水引の結びはただの願掛けでなく。“想い”と“思い”を乗せて未来へ続く
思いを指にのせ、結び現れる水引細工。人の想いの過去未来
人を思う気持ちに時代はなく。未来へともに歩む水引細工

水引というものについて、どれくらい知っていますか。ご祝儀袋についているところをよく見かけるのではないでしょうか。

伝統文化には、“作法”と“いわれ”がつきもので、マナーブックでは水引の正解不正解が書かれています。上むきとか、下向きとか。

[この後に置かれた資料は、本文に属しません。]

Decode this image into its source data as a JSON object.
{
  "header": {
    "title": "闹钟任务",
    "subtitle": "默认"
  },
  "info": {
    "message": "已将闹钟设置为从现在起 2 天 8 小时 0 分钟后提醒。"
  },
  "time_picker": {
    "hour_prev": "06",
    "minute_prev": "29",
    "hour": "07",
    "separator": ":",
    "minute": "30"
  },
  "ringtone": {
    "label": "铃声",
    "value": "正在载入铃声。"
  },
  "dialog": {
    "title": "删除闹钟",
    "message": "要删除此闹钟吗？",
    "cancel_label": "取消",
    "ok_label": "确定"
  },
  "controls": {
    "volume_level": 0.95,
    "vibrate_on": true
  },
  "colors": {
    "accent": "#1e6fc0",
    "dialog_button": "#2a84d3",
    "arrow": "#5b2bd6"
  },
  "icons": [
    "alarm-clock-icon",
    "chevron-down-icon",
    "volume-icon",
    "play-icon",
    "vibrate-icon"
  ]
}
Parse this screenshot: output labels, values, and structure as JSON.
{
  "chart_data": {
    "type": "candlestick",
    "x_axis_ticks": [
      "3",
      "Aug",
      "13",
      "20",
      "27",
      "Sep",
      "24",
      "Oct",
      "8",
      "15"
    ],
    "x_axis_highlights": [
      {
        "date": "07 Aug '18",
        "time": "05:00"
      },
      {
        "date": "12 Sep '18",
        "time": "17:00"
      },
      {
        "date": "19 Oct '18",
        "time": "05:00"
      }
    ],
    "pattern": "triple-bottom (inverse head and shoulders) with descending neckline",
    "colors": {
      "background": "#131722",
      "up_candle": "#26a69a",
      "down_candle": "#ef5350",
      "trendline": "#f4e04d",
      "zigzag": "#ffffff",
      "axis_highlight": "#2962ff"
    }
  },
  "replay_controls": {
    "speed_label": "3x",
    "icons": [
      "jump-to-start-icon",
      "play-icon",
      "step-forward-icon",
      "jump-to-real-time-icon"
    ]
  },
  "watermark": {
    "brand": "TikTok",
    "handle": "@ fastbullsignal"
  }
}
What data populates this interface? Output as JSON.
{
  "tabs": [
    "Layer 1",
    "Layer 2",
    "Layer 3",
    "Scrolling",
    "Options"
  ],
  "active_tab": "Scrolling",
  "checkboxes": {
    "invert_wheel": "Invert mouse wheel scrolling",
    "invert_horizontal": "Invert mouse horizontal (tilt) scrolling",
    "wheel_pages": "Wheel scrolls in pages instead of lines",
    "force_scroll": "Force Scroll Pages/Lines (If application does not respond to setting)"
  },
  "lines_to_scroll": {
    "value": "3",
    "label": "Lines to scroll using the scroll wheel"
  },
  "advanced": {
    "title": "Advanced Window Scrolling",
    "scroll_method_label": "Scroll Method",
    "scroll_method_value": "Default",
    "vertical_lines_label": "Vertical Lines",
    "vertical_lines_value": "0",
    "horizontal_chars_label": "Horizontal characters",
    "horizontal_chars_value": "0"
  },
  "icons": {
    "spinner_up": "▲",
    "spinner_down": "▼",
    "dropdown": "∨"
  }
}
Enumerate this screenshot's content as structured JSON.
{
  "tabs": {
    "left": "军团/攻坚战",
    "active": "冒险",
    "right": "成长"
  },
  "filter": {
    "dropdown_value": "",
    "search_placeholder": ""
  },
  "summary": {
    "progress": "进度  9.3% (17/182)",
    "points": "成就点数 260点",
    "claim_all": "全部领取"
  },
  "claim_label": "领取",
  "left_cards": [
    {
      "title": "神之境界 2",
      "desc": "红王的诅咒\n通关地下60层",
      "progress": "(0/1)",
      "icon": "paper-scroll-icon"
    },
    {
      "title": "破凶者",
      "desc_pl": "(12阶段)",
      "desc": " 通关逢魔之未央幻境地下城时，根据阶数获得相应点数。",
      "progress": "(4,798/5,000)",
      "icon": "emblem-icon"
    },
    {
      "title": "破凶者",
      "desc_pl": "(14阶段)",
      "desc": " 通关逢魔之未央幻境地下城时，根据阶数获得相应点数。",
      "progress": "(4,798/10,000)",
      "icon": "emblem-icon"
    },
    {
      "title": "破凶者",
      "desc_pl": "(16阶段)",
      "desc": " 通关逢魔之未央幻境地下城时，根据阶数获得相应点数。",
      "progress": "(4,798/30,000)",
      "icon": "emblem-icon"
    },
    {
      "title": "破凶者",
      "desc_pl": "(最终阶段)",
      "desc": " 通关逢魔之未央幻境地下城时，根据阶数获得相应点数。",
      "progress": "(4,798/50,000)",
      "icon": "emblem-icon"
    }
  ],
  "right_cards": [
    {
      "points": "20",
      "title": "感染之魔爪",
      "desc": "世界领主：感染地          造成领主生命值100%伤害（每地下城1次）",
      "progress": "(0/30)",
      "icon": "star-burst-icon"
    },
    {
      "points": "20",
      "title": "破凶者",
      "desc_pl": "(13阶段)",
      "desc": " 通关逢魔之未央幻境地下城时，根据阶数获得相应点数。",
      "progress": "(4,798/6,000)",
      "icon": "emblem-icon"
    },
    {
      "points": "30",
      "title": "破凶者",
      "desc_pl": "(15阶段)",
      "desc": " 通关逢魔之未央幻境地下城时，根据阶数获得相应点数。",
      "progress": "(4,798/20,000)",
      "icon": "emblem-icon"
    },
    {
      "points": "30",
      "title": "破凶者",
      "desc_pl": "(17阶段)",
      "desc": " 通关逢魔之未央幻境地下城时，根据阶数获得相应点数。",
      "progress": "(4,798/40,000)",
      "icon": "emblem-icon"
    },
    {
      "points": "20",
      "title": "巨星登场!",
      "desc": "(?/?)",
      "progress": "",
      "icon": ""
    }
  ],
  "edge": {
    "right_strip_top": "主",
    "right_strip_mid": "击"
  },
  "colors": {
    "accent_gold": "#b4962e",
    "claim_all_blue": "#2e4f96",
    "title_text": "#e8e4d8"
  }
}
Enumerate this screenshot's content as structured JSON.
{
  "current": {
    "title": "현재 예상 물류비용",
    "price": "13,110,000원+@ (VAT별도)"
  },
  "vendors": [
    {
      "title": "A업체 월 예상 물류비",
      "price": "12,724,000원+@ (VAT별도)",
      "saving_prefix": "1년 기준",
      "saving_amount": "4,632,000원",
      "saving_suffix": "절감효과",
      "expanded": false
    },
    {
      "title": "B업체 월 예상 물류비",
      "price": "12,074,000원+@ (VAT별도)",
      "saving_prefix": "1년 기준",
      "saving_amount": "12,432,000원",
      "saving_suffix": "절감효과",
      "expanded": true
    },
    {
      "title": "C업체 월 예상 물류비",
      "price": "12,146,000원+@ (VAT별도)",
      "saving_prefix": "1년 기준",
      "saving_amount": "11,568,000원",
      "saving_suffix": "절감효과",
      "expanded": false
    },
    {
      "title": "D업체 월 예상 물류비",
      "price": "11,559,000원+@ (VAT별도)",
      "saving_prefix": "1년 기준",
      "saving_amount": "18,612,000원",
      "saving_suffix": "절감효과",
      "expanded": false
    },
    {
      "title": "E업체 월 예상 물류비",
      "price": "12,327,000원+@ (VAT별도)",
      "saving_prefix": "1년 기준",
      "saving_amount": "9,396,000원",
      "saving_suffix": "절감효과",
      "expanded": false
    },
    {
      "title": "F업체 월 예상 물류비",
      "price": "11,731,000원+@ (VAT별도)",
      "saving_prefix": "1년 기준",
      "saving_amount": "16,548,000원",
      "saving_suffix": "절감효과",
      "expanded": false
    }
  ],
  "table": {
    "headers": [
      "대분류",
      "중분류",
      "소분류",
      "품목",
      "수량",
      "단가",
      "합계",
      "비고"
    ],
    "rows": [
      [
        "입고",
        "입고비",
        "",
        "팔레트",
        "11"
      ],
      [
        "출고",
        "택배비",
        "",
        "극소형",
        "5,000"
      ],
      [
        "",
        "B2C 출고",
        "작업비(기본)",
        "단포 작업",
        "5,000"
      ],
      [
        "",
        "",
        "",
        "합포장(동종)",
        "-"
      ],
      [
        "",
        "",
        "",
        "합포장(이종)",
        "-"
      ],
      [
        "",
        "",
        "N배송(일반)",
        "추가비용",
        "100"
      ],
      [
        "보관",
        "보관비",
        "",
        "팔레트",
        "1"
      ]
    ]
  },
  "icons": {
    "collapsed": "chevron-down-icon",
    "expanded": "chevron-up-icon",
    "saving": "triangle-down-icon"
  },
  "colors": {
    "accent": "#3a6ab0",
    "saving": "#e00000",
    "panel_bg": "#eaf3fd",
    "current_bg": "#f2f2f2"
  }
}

しかし、水引は本来古くから日本に伝わる、かたちに思いをのせるモノです。

私は、水引に関わる方々から直接話を伺い、結ばれていくところをこの目で見ることで作法に対する考えが変わっていきました。文化の成り立ちから発祥を知り、作り手から今に伝わる想いを聞く。この一連の流れを通して、形骸化された縛りとして認識していた作法が、実感を持った一つの儀式として心に刻まれたのです。

結ぶ人たちの大切にしている“想い”が込められている水引に魅力を感じました。自分と贈る相手の関係性に応じ、“想い”をこめて結ぶ、その奥ゆかしくも真心のこもったコミュニケーションのあり方に惹かれました。

水引はただの工業製品でもなければ、ラッピング用品でもありません。作法と伝承を持って今まで続いてきました。完成形を目にすることが多いですが、結ばれる過程の曲線美もぜひ知っていただきたいです。

水引には歴史があり、作法があり、いわれがあります。その魅力を読む人に知って欲しい。そして、これからも生活とともに未来へともに歩むものだということを伝えられたらと思い制作しました。